Com capacidade para 250 pessoas, o novo escritório tem acolhido algumas das últimas contratações do banco, algumas delas em áreas “especializadas e ligadas muito à transformação digital”. “Tínhamos em plano que privilegiava um conjunto de competências dentro da área do digital, gestão de projetos e inovação. Criámos um novo hub de inovação, de transformação do banco, para integrar processos na lógica de torná-los mais ágeis, e reforçámos um conjunto de competências que eram críticas para aquilo que era o modelo de negócio do banco. Por isso, estas pessoas trazem coisas boas e que aportarão seguramente à cultura do banco”, adianta a diretora de recursos humanos, acrescentando: “No fundo, vêm aportar positivamente à nossa cultura, sendo evidente que também têm de beber daquilo que é a nossa cultura. Há aqui um mix e uma mais-valia mútua”.

E, mesmo inaugurado em tempos de Covid, o plano mantém-se: o novo edifício vinha trazer um conjunto de facilidades de espaço e de distanciamento que permitem incorporar o contexto da pandemia no regresso ao escritório, assegura Sandra.
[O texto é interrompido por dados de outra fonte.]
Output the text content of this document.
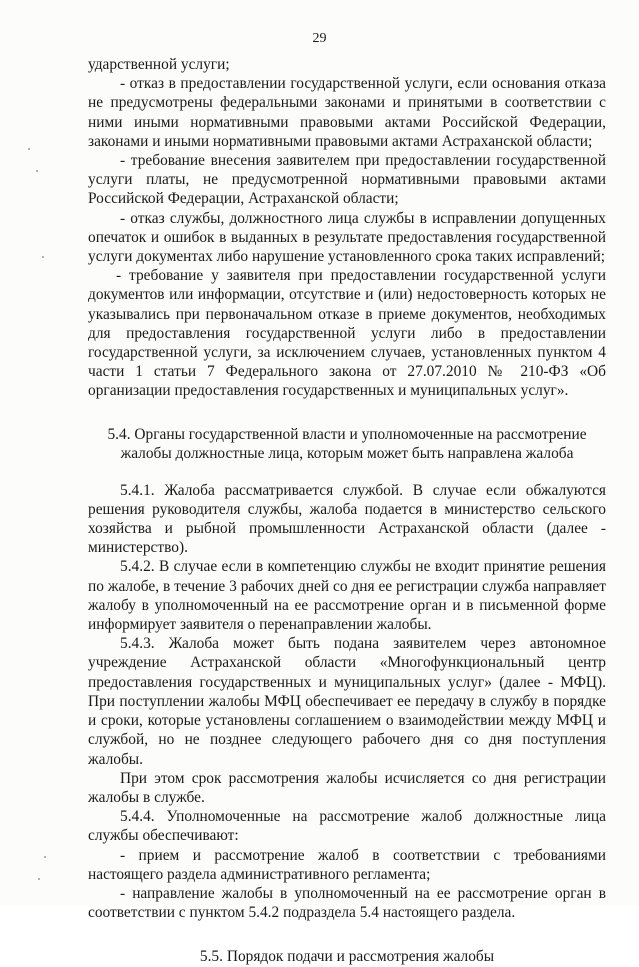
29

ударственной услуги;

- отказ в предоставлении государственной услуги, если основания отказа не предусмотрены федеральными законами и принятыми в соответствии с ними иными нормативными правовыми актами Российской Федерации, законами и иными нормативными правовыми актами Астраханской области;

- требование внесения заявителем при предоставлении государственной услуги платы, не предусмотренной нормативными правовыми актами Российской Федерации, Астраханской области;

- отказ службы, должностного лица службы в исправлении допущенных опечаток и ошибок в выданных в результате предоставления государственной услуги документах либо нарушение установленного срока таких исправлений;

- требование у заявителя при предоставлении государственной услуги документов или информации, отсутствие и (или) недостоверность которых не указывались при первоначальном отказе в приеме документов, необходимых для предоставления государственной услуги либо в предоставлении государственной услуги, за исключением случаев, установленных пунктом 4 части 1 статьи 7 Федерального закона от 27.07.2010 № 210-ФЗ «Об организации предоставления государственных и муниципальных услуг».

5.4. Органы государственной власти и уполномоченные на рассмотрение жалобы должностные лица, которым может быть направлена жалоба

5.4.1. Жалоба рассматривается службой. В случае если обжалуются решения руководителя службы, жалоба подается в министерство сельского хозяйства и рыбной промышленности Астраханской области (далее - министерство).

5.4.2. В случае если в компетенцию службы не входит принятие решения по жалобе, в течение 3 рабочих дней со дня ее регистрации служба направляет жалобу в уполномоченный на ее рассмотрение орган и в письменной форме информирует заявителя о перенаправлении жалобы.

5.4.3. Жалоба может быть подана заявителем через автономное учреждение Астраханской области «Многофункциональный центр предоставления государственных и муниципальных услуг» (далее - МФЦ). При поступлении жалобы МФЦ обеспечивает ее передачу в службу в порядке и сроки, которые установлены соглашением о взаимодействии между МФЦ и службой, но не позднее следующего рабочего дня со дня поступления жалобы.

При этом срок рассмотрения жалобы исчисляется со дня регистрации жалобы в службе.

5.4.4. Уполномоченные на рассмотрение жалоб должностные лица службы обеспечивают:

- прием и рассмотрение жалоб в соответствии с требованиями настоящего раздела административного регламента;

- направление жалобы в уполномоченный на ее рассмотрение орган в соответствии с пунктом 5.4.2 подраздела 5.4 настоящего раздела.

5.5. Порядок подачи и рассмотрения жалобы
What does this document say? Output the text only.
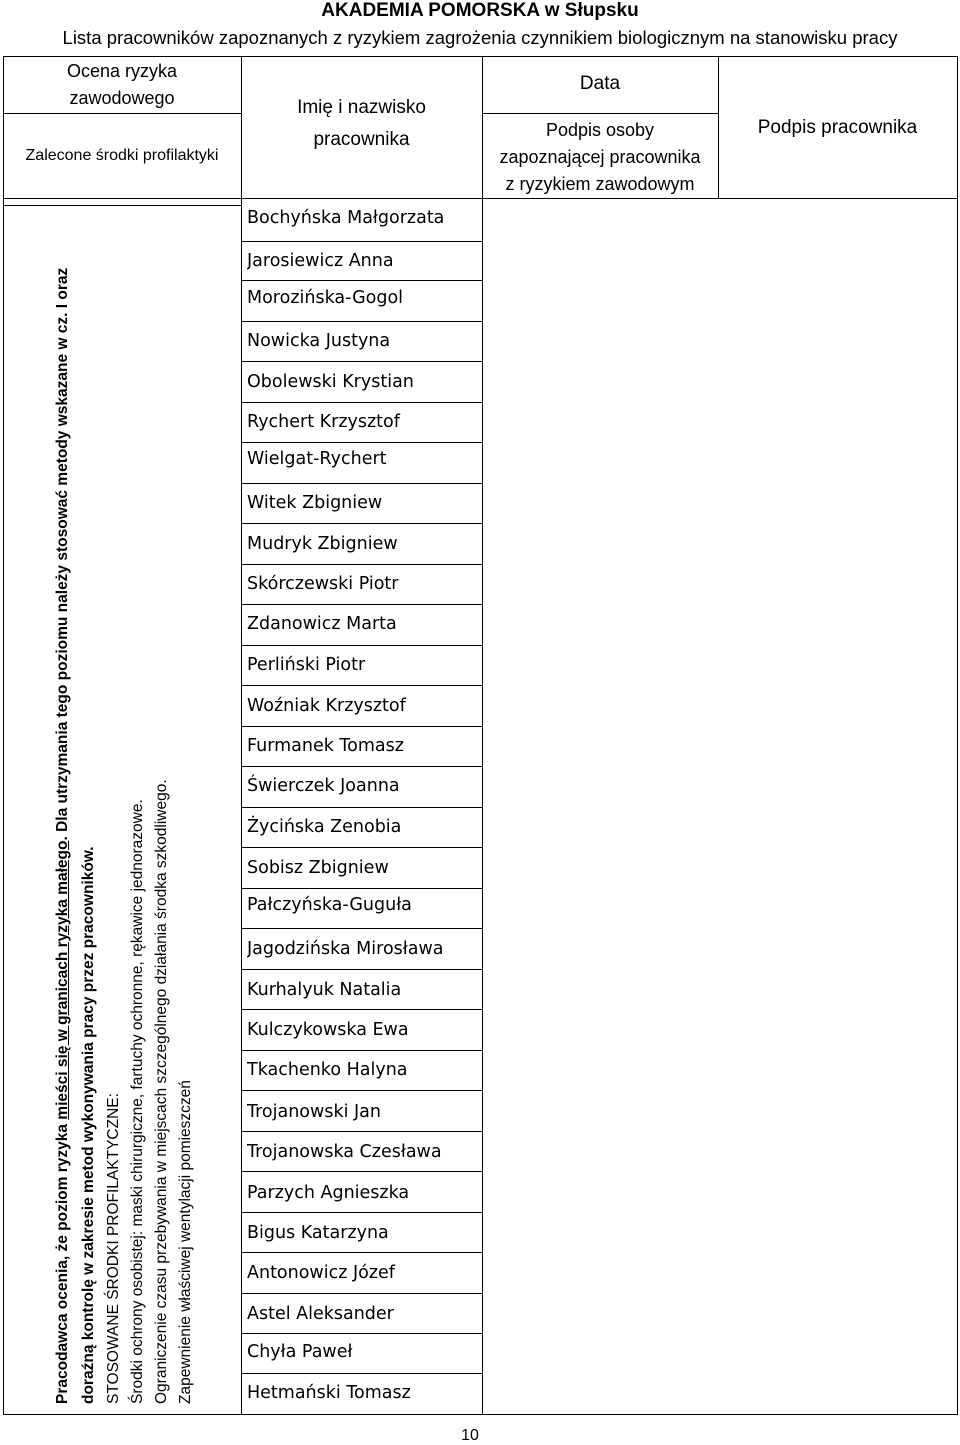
AKADEMIA POMORSKA w Słupsku
Lista pracowników zapoznanych z ryzykiem zagrożenia czynnikiem biologicznym na stanowisku pracy
Ocena ryzyka
zawodowego
Zalecone środki profilaktyki
Imię i nazwisko
pracownika
Data
Podpis osoby
zapoznającej pracownika
z ryzykiem zawodowym
Podpis pracownika
Pracodawca ocenia, że poziom ryzyka mieści się w granicach ryzyka małego. Dla utrzymania tego poziomu należy stosować metody wskazane w cz. I oraz
doraźną kontrolę w zakresie metod wykonywania pracy przez pracowników. STOSOWANE ŚRODKI PROFILAKTYCZNE: Środki ochrony osobistej: maski chirurgiczne, fartuchy ochronne, rękawice jednorazowe. Ograniczenie czasu przebywania w miejscach szczególnego działania środka szkodliwego. Zapewnienie właściwej wentylacji pomieszczeń
Bochyńska Małgorzata
Jarosiewicz Anna
Morozińska-Gogol
Nowicka Justyna
Obolewski Krystian
Rychert Krzysztof
Wielgat-Rychert
Witek Zbigniew
Mudryk Zbigniew
Skórczewski Piotr
Zdanowicz Marta
Perliński Piotr
Woźniak Krzysztof
Furmanek Tomasz
Świerczek Joanna
Życińska Zenobia
Sobisz Zbigniew
Pałczyńska-Guguła
Jagodzińska Mirosława
Kurhalyuk Natalia
Kulczykowska Ewa
Tkachenko Halyna
Trojanowski Jan
Trojanowska Czesława
Parzych Agnieszka
Bigus Katarzyna
Antonowicz Józef
Astel Aleksander
Chyła Paweł
Hetmański Tomasz
10
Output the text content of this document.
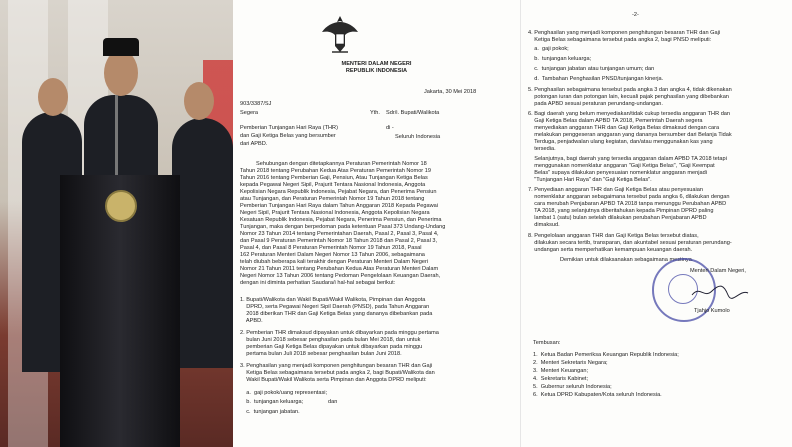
MENTERI DALAM NEGERI
REPUBLIK INDONESIA
Jakarta, 30 Mei 2018
903/3387/SJ
Segera	Yth. Sdr/i. Bupati/Walikota
di -
Seluruh Indonesia
Pemberian Tunjangan Hari Raya (THR)
dan Gaji Ketiga Belas yang bersumber
dari APBD.
Sehubungan dengan ditetapkannya Peraturan Pemerintah Nomor 18
Tahun 2018 tentang Perubahan Kedua Atas Peraturan Pemerintah Nomor 19
Tahun 2016 tentang Pemberian Gaji, Pensiun, Atau Tunjangan Ketiga Belas
kepada Pegawai Negeri Sipil, Prajurit Tentara Nasional Indonesia, Anggota
Kepolisian Negara Republik Indonesia, Pejabat Negara, dan Penerima Pensiun
atau Tunjangan, dan Peraturan Pemerintah Nomor 19 Tahun 2018 tentang
Pemberian Tunjangan Hari Raya dalam Tahun Anggaran 2018 Kepada Pegawai
Negeri Sipil, Prajurit Tentara Nasional Indonesia, Anggota Kepolisian Negara
Kesatuan Republik Indonesia, Pejabat Negara, Penerima Pensiun, dan Penerima
Tunjangan, maka dengan berpedoman pada ketentuan Pasal 373 Undang-Undang
Nomor 23 Tahun 2014 tentang Pemerintahan Daerah, Pasal 2, Pasal 3, Pasal 4,
dan Pasal 9 Peraturan Pemerintah Nomor 18 Tahun 2018 dan Pasal 2, Pasal 3,
Pasal 4, dan Pasal 8 Peraturan Pemerintah Nomor 19 Tahun 2018, Pasal
162 Peraturan Menteri Dalam Negeri Nomor 13 Tahun 2006, sebagaimana
telah diubah beberapa kali terakhir dengan Peraturan Menteri Dalam Negeri
Nomor 21 Tahun 2011 tentang Perubahan Kedua Atas Peraturan Menteri Dalam
Negeri Nomor 13 Tahun 2006 tentang Pedoman Pengelolaan Keuangan Daerah,
dengan ini diminta perhatian Saudara/i hal-hal sebagai berikut:
1. Bupati/Walikota dan Wakil Bupati/Wakil Walikota, Pimpinan dan Anggota
DPRD, serta Pegawai Negeri Sipil Daerah (PNSD), pada Tahun Anggaran
2018 diberikan THR dan Gaji Ketiga Belas yang dananya dibebankan pada
APBD.
2. Pemberian THR dimaksud dipayakan untuk dibayarkan pada minggu pertama
bulan Juni 2018 sebesar penghasilan pada bulan Mei 2018, dan untuk
pemberian Gaji Ketiga Belas dipayakan untuk dibayarkan pada minggu
pertama bulan Juli 2018 sebesar penghasilan bulan Juni 2018.
3. Penghasilan yang menjadi komponen penghitungan besaran THR dan Gaji
Ketiga Belas sebagaimana tersebut pada angka 2, bagi Bupati/Walikota dan
Wakil Bupati/Wakil Walikota serta Pimpinan dan Anggota DPRD meliputi:
a.  gaji pokok/uang representasi;
b.  tunjangan keluarga;                dan
c.  tunjangan jabatan.
-2-
4. Penghasilan yang menjadi komponen penghitungan besaran THR dan Gaji
Ketiga Belas sebagaimana tersebut pada angka 2, bagi PNSD meliputi:
a.  gaji pokok;
b.  tunjangan keluarga;
c.  tunjangan jabatan atau tunjangan umum; dan
d.  Tambahan Penghasilan PNSD/tunjangan kinerja.
5. Penghasilan sebagaimana tersebut pada angka 3 dan angka 4, tidak dikenakan
potongan iuran dan potongan lain, kecuali pajak penghasilan yang dibebankan
pada APBD sesuai peraturan perundang-undangan.
6. Bagi daerah yang belum menyediakan/tidak cukup tersedia anggaran THR dan
Gaji Ketiga Belas dalam APBD TA 2018, Pemerintah Daerah segera
menyediakan anggaran THR dan Gaji Ketiga Belas dimaksud dengan cara
melakukan penggeseran anggaran yang dananya bersumber dari Belanja Tidak
Terduga, penjadwalan ulang kegiatan, dan/atau menggunakan kas yang
tersedia.
Selanjutnya, bagi daerah yang tersedia anggaran dalam APBD TA 2018 tetapi
menggunakan nomenklatur anggaran "Gaji Ketiga Belas", "Gaji Keempat
Belas" supaya dilakukan penyesuaian nomenklatur anggaran menjadi
"Tunjangan Hari Raya" dan "Gaji Ketiga Belas".
7. Penyediaan anggaran THR dan Gaji Ketiga Belas atau penyesuaian
nomenklatur anggaran sebagaimana tersebut pada angka 6, dilakukan dengan
cara merubah Penjabaran APBD TA 2018 tanpa menunggu Perubahan APBD
TA 2018, yang selanjutnya diberitahukan kepada Pimpinan DPRD paling
lambat 1 (satu) bulan setelah dilakukan perubahan Penjabaran APBD
dimaksud.
8. Pengelolaan anggaran THR dan Gaji Ketiga Belas tersebut diatas,
dilakukan secara tertib, transparan, dan akuntabel sesuai peraturan perundang-
undangan serta memperhatikan kemampuan keuangan daerah.
Demikian untuk dilaksanakan sebagaimana mestinya.
Menteri Dalam Negeri,
Tjahjo Kumolo
Tembusan:
1.  Ketua Badan Pemeriksa Keuangan Republik Indonesia;
2.  Menteri Sekretaris Negara;
3.  Menteri Keuangan;
4.  Sekretaris Kabinet;
5.  Gubernur seluruh Indonesia;
6.  Ketua DPRD Kabupaten/Kota seluruh Indonesia.
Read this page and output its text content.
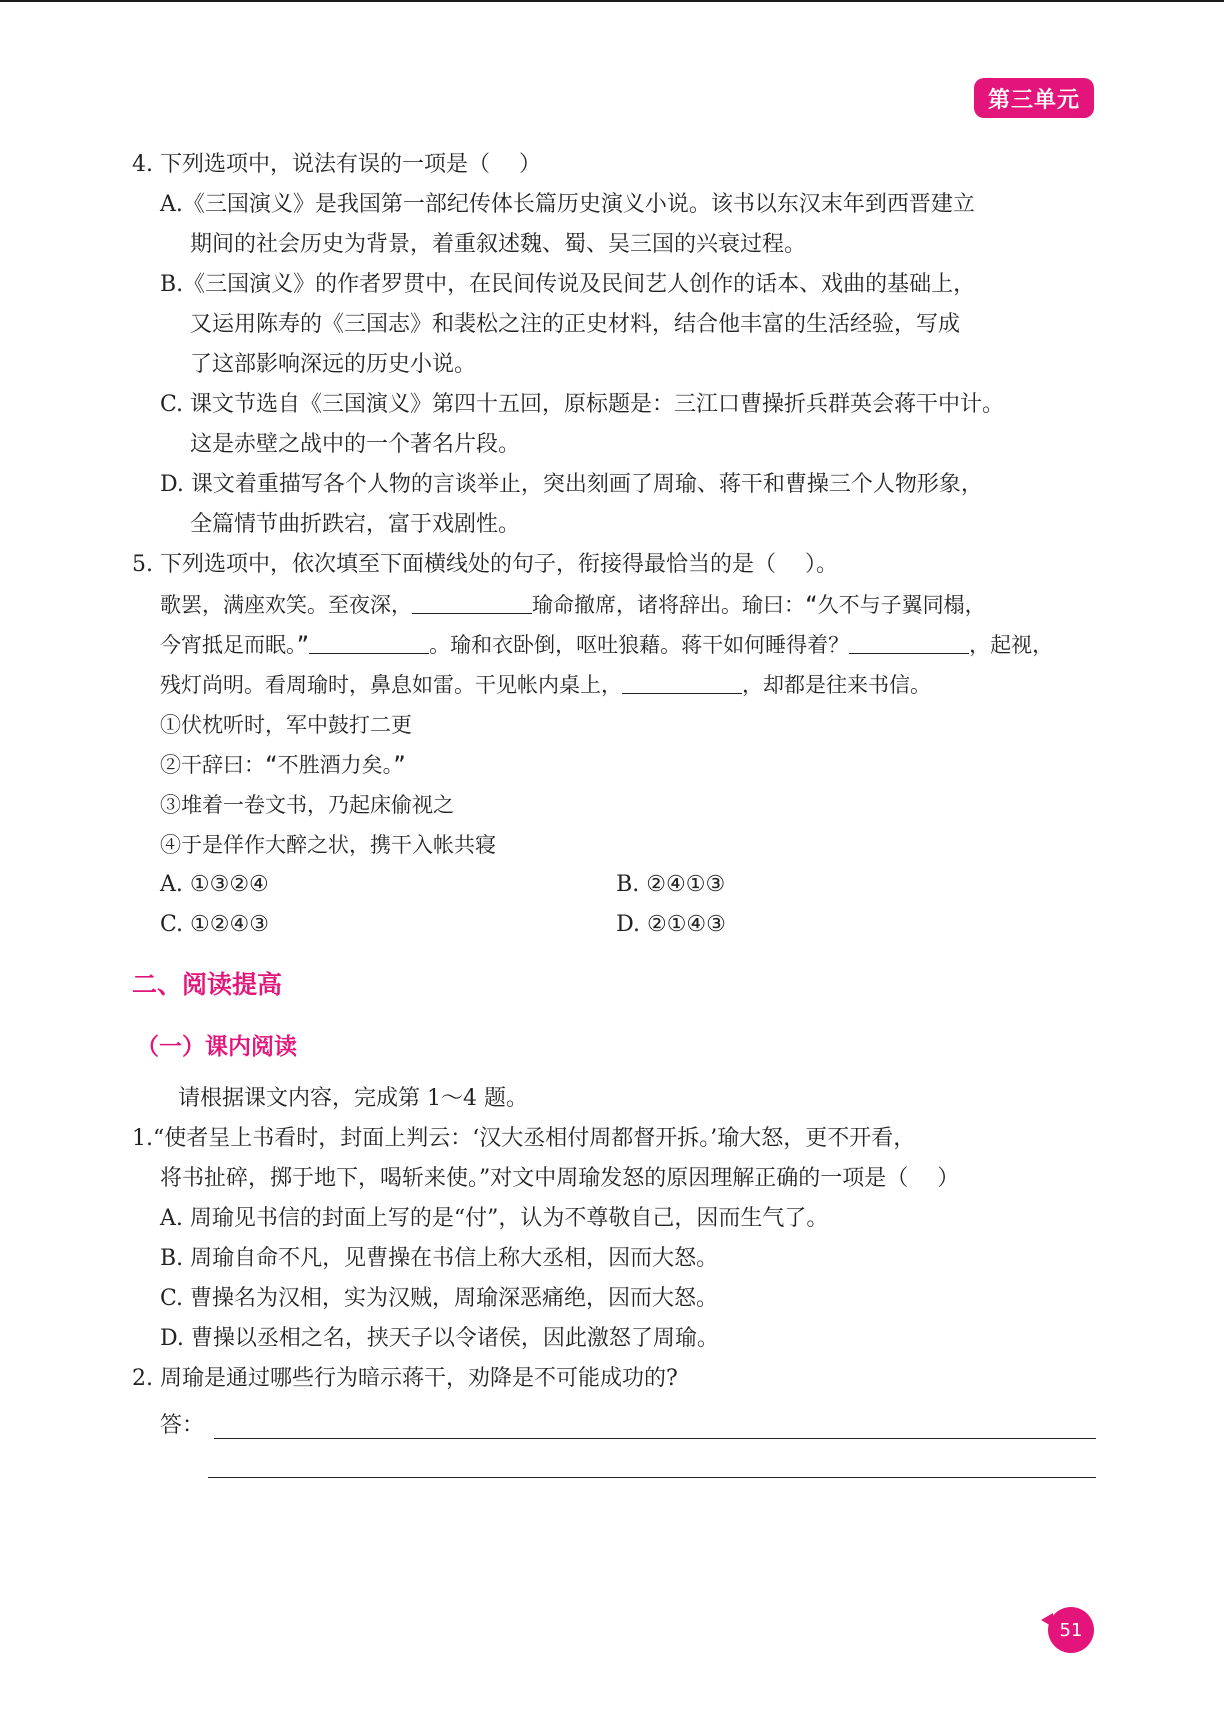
第三单元
4. 下列选项中，说法有误的一项是（　 ）
A.《三国演义》是我国第一部纪传体长篇历史演义小说。该书以东汉末年到西晋建立
期间的社会历史为背景，着重叙述魏、蜀、吴三国的兴衰过程。
B.《三国演义》的作者罗贯中，在民间传说及民间艺人创作的话本、戏曲的基础上，
又运用陈寿的《三国志》和裴松之注的正史材料，结合他丰富的生活经验，写成
了这部影响深远的历史小说。
C. 课文节选自《三国演义》第四十五回，原标题是：三江口曹操折兵群英会蒋干中计。
这是赤壁之战中的一个著名片段。
D. 课文着重描写各个人物的言谈举止，突出刻画了周瑜、蒋干和曹操三个人物形象，
全篇情节曲折跌宕，富于戏剧性。
5. 下列选项中，依次填至下面横线处的句子，衔接得最恰当的是（　 ）。
歌罢，满座欢笑。至夜深，	瑜命撤席，诸将辞出。瑜曰：“久不与子翼同榻，
今宵抵足而眠。”	。瑜和衣卧倒，呕吐狼藉。蒋干如何睡得着？	，起视，
残灯尚明。看周瑜时，鼻息如雷。干见帐内桌上，	，却都是往来书信。
①伏枕听时，军中鼓打二更
②干辞曰：“不胜酒力矣。”
③堆着一卷文书，乃起床偷视之
④于是佯作大醉之状，携干入帐共寝
A. ①③②④	B. ②④①③
C. ①②④③	D. ②①④③
二、阅读提高
（一）课内阅读
请根据课文内容，完成第 1～4 题。
1.“使者呈上书看时，封面上判云：‘汉大丞相付周都督开拆。’瑜大怒，更不开看，
将书扯碎，掷于地下，喝斩来使。”对文中周瑜发怒的原因理解正确的一项是（　 ）
A. 周瑜见书信的封面上写的是“付”，认为不尊敬自己，因而生气了。
B. 周瑜自命不凡，见曹操在书信上称大丞相，因而大怒。
C. 曹操名为汉相，实为汉贼，周瑜深恶痛绝，因而大怒。
D. 曹操以丞相之名，挟天子以令诸侯，因此激怒了周瑜。
2. 周瑜是通过哪些行为暗示蒋干，劝降是不可能成功的?
答：
51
“Coincidimos o regresso ao escritório com a entrada no novo edifício para voltarmos a ver os colaboradores num novo espaço e, na verdade, a grande questão é que o nosso edifício já está preparado para todas essas novas facilidades. Já estava nos nossos planos adotar uma política de flexi working, de trabalho remoto e este contexto de pandemia, o que veio dizer a todos e não só a nós, foi que é possível trabalhar em modo diferente. É algo que veio para ficar, não numa perspetiva total, a 100% como sabemos que algumas organizações o adotaram, mas acredito em modelos híbridos que permitem, de facto, gerar flexibilidade necessária entre a gestão que a empresa tem de ter e aquilo que é o equilíbrio entre a vida pessoal e profissional dos nossos colaboradores, a qualidade de vida”.